Bazaar loses to git

And now I have tried bzr too. Maybe it is to early to declare a winner in the epic battle between it and git since I only have about 20 minutes of bzr experience under my belt.

Never the less, git is the winner and bzr is the total loser. I have used both tools to mirror the waf Subversion repository. Here are my conclusions:

  • Both tools take a long time to clone a Subversion repository. Like an hour for bzr and two hours for git for a repository with about 4000 commits.
  • bzr version 1.3.1 released in April 2008 has some severe performance problems. Simple commands like bzr diff, blame and log takes almost ten seconds to execute.
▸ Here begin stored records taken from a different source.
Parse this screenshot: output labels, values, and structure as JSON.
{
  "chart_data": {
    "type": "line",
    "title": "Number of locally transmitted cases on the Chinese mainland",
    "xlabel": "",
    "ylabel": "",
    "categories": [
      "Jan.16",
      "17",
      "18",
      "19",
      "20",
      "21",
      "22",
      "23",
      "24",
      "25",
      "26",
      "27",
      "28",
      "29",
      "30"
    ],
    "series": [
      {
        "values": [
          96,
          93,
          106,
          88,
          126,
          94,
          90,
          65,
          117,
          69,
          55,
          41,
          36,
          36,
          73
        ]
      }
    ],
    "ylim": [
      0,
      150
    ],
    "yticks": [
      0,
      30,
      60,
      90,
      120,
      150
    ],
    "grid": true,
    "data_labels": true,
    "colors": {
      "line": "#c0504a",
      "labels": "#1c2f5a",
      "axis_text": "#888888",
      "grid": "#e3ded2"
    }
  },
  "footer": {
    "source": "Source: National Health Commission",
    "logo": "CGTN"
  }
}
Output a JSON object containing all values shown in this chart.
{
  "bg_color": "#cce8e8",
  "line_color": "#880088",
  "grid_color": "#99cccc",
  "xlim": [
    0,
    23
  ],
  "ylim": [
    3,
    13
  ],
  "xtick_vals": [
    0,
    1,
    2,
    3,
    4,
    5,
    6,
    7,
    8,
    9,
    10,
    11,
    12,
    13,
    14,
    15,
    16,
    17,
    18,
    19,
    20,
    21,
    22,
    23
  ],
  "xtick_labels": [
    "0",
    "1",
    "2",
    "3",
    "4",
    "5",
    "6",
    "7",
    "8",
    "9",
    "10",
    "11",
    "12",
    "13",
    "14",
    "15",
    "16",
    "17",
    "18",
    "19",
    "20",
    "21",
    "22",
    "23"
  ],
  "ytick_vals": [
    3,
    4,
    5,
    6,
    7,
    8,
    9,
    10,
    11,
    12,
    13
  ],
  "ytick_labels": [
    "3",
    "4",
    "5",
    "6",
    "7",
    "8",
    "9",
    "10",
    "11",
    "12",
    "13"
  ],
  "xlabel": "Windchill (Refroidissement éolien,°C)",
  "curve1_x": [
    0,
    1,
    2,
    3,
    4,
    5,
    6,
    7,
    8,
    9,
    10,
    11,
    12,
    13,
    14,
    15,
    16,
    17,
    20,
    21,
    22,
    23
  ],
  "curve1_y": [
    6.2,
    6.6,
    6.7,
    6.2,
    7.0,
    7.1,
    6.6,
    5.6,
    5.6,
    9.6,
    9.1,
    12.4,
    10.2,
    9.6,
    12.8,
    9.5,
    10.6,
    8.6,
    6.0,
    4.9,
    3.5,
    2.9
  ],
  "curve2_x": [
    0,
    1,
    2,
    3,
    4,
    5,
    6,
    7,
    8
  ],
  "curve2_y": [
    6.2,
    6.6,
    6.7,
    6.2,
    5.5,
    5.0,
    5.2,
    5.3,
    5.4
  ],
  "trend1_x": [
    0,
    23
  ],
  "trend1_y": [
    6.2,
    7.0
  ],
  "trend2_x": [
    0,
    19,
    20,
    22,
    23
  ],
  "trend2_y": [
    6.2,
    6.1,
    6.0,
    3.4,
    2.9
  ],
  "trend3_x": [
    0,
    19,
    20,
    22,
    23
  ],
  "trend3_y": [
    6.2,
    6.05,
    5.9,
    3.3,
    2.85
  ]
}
Those commands are instanteous in git.
  • git log and diff are colized by default. Their bzr equivalents are not.
  • git uses some kind of smarts so that it automatically pages output through less when needed. bzr does not.
  • The Bazaar User Guide at least looks much more helpful than the Git User's Manual.

The last point is Bazaar's only redeeming quality. But it is a big one and I will spend some more time with it before deciding if Bazaar is rubbish or not.

The reason why I'm even considering bzr is because I'm getting sick of gits branch model. It just doesn't fit my brain. There is no such thing as a branch in git, branches are just pointers to commits. That leads to annoying problems when you want to rebase a branch tree.

Say that you are working on feature branch foo. In that branch you branch of to an experimental branch bar-foo. Then you want to update foo because some new commits has arrived at master while keeping your private branch structure intact. The only way to do that, I've found, is to rebase both branches. First you rebase foo to master, which probably involves solving some conflicts. Now your branch structure is messed up, the bar-foo branch will contain all the commits from the foo branch. That is, the foo branchs commits are duplicated!

It is totally stupid and absolutely not what i wanted. The solution is to rebase bar-foo on top of foo. But now you will have to resolve all the conflicts from the foo branch again!

Multiply with the number of branches you have combined with gits unwillingness to automatically resolve conflicts and you get lots of work needed just to keep some feature branches up to date with a Subversion master. I really hope bzr's workflow is better.